Stealth Wind Turbines To Become Operational In France In 2015


Installation of Alstom's Haliade offshore wind turbine at the Belwind facility in Belgium (Image from www.edf-energies-nouvelles.com)

A French company has begun producing stealth wind turbines that mask low-altitude airborne objects and therefore do not interfere with radars. Some elements of the renewable power generators have been borrowed from modern fighter jets.

France’s EDF Energies Nouvelles, a ‘green energy’ branch of the state-controlled EDF Group, has announced the production of the towers, which minimize interference with civil and military radars operating nearby, Reuters reports.

The new blades for the wind towers are being made by Denmark’s Vestas, the world leader in land-based wind turbine production.

According to an EDF EN spokeswoman, the “world premiere for this new technology” will take place at the Ensemble Eolien Catalan wind farm near Perpignan next spring.
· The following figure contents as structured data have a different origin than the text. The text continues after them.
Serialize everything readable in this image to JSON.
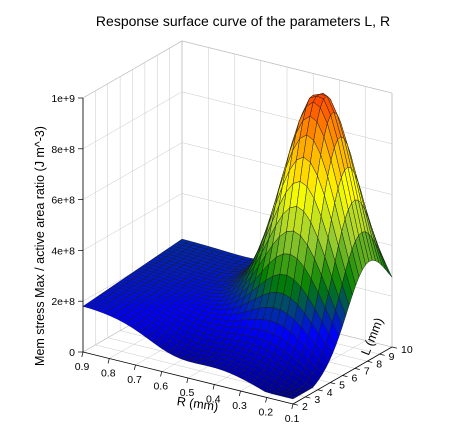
{
  "chart_data": {
    "type": "surface3d",
    "title": "Response surface curve of the parameters L, R",
    "xlabel": "R (mm)",
    "ylabel": "L (mm)",
    "zlabel": "Mem stress Max / active area ratio (J m^-3)",
    "x_ticks": [
      "0.9",
      "0.8",
      "0.7",
      "0.6",
      "0.5",
      "0.4",
      "0.3",
      "0.2",
      "0.1"
    ],
    "y_ticks": [
      "2",
      "3",
      "4",
      "5",
      "6",
      "7",
      "8",
      "9",
      "10"
    ],
    "z_ticks": [
      "0",
      "2e+8",
      "4e+8",
      "6e+8",
      "8e+8",
      "1e+9"
    ],
    "xlim": [
      0.1,
      0.9
    ],
    "ylim": [
      2,
      10
    ],
    "zlim": [
      0,
      1000000000
    ],
    "grid_resolution": [
      30,
      30
    ],
    "colormap": [
      "#00008b",
      "#0000ff",
      "#008000",
      "#9acd32",
      "#ffff00",
      "#ffa500",
      "#ff4500"
    ],
    "surface_samples": [
      {
        "R": 0.9,
        "L": 2,
        "z": 180000000
      },
      {
        "R": 0.9,
        "L": 10,
        "z": 90000000
      },
      {
        "R": 0.1,
        "L": 2,
        "z": 20000000
      },
      {
        "R": 0.1,
        "L": 10,
        "z": 300000000
      },
      {
        "R": 0.3,
        "L": 8,
        "z": 1000000000
      },
      {
        "R": 0.5,
        "L": 6,
        "z": 420000000
      }
    ]
  }
}
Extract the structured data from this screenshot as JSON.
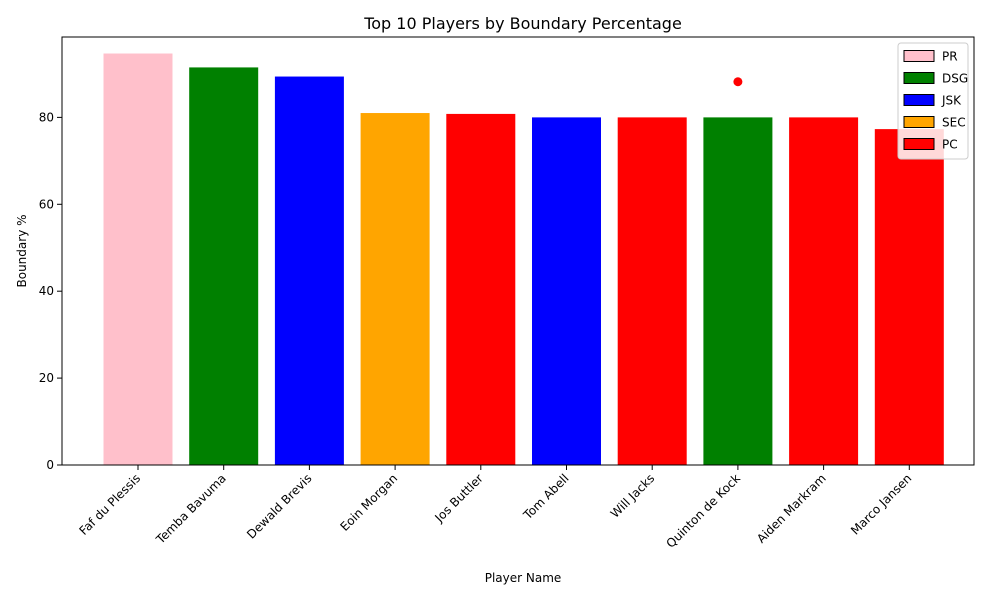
{
  "chart_data": {
    "type": "bar",
    "title": "Top 10 Players by Boundary Percentage",
    "xlabel": "Player Name",
    "ylabel": "Boundary %",
    "ylim": [
      0,
      98.5
    ],
    "yticks": [
      0,
      20,
      40,
      60,
      80
    ],
    "grid": false,
    "legend_position": "top-right",
    "categories": [
      "Faf du Plessis",
      "Temba Bavuma",
      "Dewald Brevis",
      "Eoin Morgan",
      "Jos Buttler",
      "Tom Abell",
      "Will Jacks",
      "Quinton de Kock",
      "Aiden Markram",
      "Marco Jansen"
    ],
    "values": [
      94.7,
      91.5,
      89.4,
      81.0,
      80.8,
      80.0,
      80.0,
      80.0,
      80.0,
      77.3
    ],
    "bar_teams": [
      "PR",
      "DSG",
      "JSK",
      "SEC",
      "PC",
      "JSK",
      "PC",
      "DSG",
      "PC",
      "PC"
    ],
    "teams": [
      {
        "name": "PR",
        "color": "#ffc0cb"
      },
      {
        "name": "DSG",
        "color": "#008000"
      },
      {
        "name": "JSK",
        "color": "#0000ff"
      },
      {
        "name": "SEC",
        "color": "#ffa500"
      },
      {
        "name": "PC",
        "color": "#ff0000"
      }
    ],
    "marker": {
      "category": "Quinton de Kock",
      "value": 88.2,
      "color": "#ff0000"
    }
  }
}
The site will gradually become operational throughout 2015. EDF EN tested the new technology on two turbines in a wind park in Auvergne, in central France.

Once it reaches the designed capacity of 96 megawatts, Ensemble Eolien Catalan will become the largest wind farm in France.

After a couple of years, Vestas plans to put the product on the international market, with companies from the US and UK becoming the first possible clients.

A large number of wind farm projects worldwide have been blocked or denied operations because of potential radar interference, potentially 'hiding' low-altitude aerial objects behind the rotating blades of the rotor. 

In France alone, close to 6,000 megawatts of such projects have been blocked because of possible interference with military or weather radars, according to the French Windfarm Federation (FEE).

There is a conflict here; there are two kinds of users for the same space. For us, it is a real problem,” FEE director Sonia Lioret told Reuters.

The French military demands obligatory consultations with any company planning to install wind farms within a 30 km range of military radar stations. There is little wonder about the military’s resistance to wind towers, as the newest turbines can be up to 150 meters high.

According to Nicholas Wolff, head of the French unit of Vestas, the company has actually borrowed some of the turbines' elements from military aircraft.

"We have used surface treatment technologies, including those derived from military applications," he said.
Warplanes such as Lockheed Martin's F-117 Nighthawk use radar-absorbing coatings and a combination of specially designed shapes and surfaces to decrease their radar cross section – a measure of the extent to which they are detectable by radar.